Facebook announced that they will ban all new political ads one week before the presidential election on November 3. Facebook CEO Mark Zuckerberg said the social media company made the decision over concerns that there won't be enough time to properly vet any claims made in the advertisements.
"It's important that campaigns can run get out the vote campaigns, and I generally believe the best antidote to bad speech is more speech, but in the final days of an election there may not be enough time to contest new claims. So in the week before the election, we won't accept new political or issue ads," Zuckerberg wrote in a post on his personal account.
He said that any ads that were running before the week leading up to the election will still be allowed to run.
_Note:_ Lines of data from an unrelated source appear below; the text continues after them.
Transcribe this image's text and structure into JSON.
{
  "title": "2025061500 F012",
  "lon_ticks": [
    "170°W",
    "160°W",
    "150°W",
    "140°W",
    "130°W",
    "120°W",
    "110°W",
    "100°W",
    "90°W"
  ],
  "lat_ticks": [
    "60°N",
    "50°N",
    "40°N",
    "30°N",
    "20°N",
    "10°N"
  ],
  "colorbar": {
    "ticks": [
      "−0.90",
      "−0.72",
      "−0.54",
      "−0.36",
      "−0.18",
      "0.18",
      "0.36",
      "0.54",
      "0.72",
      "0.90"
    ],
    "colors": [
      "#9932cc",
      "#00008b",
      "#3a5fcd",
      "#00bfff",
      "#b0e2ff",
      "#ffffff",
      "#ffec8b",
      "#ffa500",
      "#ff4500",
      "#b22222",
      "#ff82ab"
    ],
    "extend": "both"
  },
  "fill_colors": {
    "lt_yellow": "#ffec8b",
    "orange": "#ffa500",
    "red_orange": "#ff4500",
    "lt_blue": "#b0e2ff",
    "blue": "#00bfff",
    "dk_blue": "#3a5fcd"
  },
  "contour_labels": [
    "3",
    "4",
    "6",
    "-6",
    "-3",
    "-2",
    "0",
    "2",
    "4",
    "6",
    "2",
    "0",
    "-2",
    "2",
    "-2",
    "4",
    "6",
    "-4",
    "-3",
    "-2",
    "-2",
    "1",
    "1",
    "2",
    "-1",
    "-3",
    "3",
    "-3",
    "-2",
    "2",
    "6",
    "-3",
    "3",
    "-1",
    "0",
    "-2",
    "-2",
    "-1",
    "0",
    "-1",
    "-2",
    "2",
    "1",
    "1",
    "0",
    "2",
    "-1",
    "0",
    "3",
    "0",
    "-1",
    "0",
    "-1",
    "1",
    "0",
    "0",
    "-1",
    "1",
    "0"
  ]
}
Zuckerberg pointed out that all ads will be published in an Ads Library, allowing anybody to research the claims made by the advertisements.
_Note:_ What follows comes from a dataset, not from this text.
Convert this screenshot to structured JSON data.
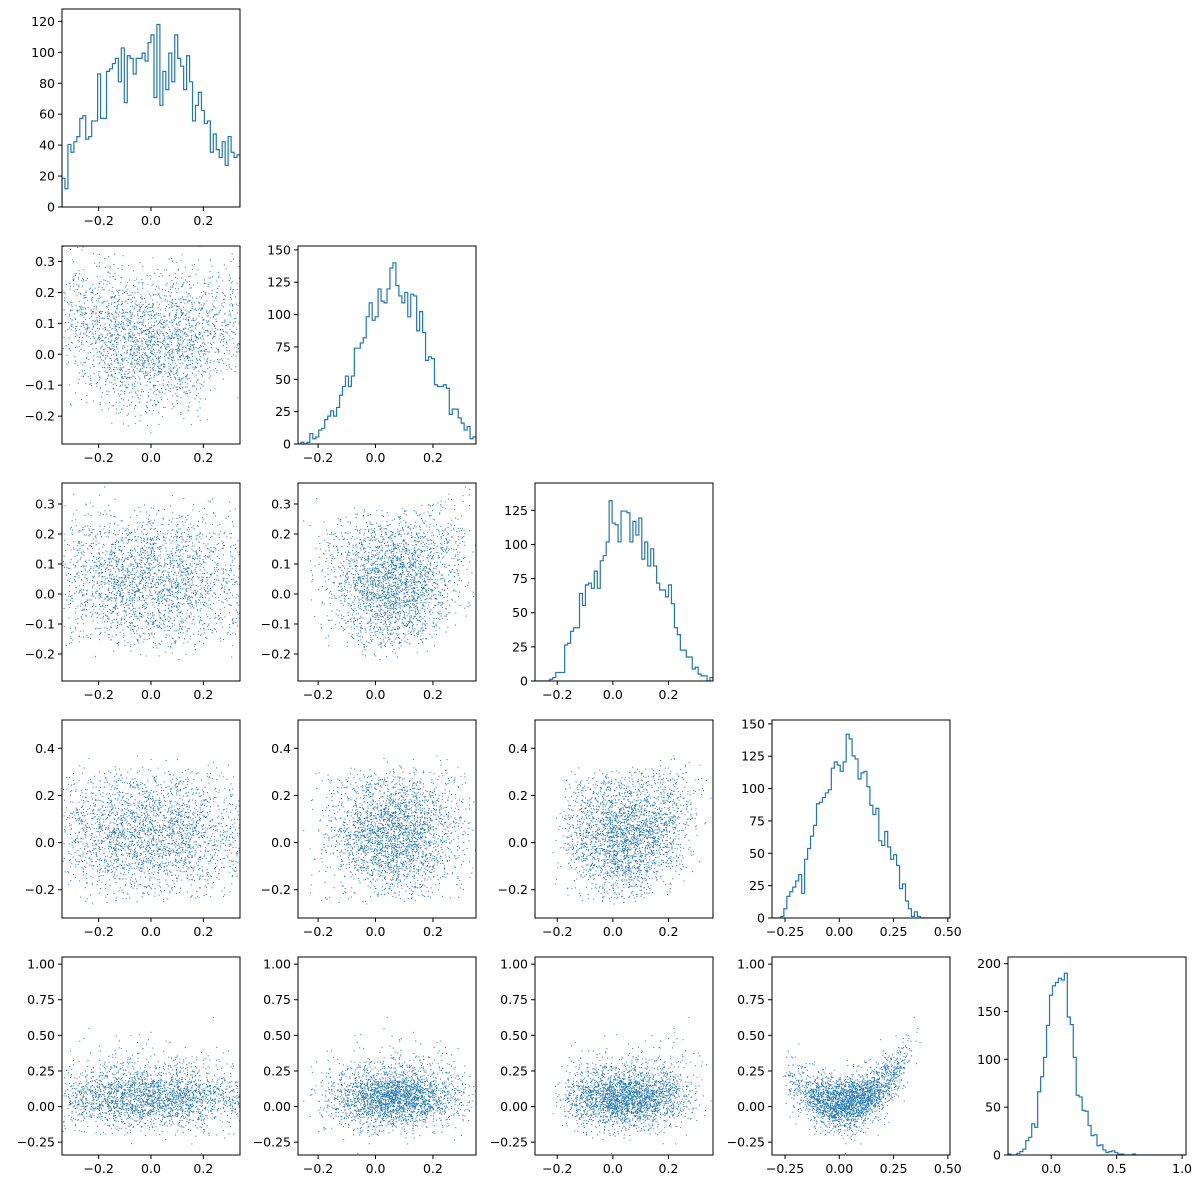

"Advertisers will be able to continue running ads they started running before the final week and adjust the targeting for those ads, but those ads will already be published transparently in our Ads Library so anyone, including fact-checkers and journalists, can scrutinize them," Zuckerberg explained.
Zuckerberg said that Facebook will work with local polling officials across the country to remove any "false claims about polling conditions" and take down any post that makes "explicit misrepresentations about how or when to vote that could cause someone to lose their opportunity to vote."
"I believe our democracy is strong enough to withstand this challenge and deliver a free and fair election -- even if it takes time for every vote to be counted. We've voted during global pandemics before. We can do this. But it's going to take a concerted effort by all of us -- political parties and candidates, election authorities, the media, and social networks, and ultimately voters as well -- to live up to our responsibilities. We all have a part to play in making sure that the democratic process works, and that every voter can make their voice heard where it matters most -- at the ballot box," Zuckerberg wrote.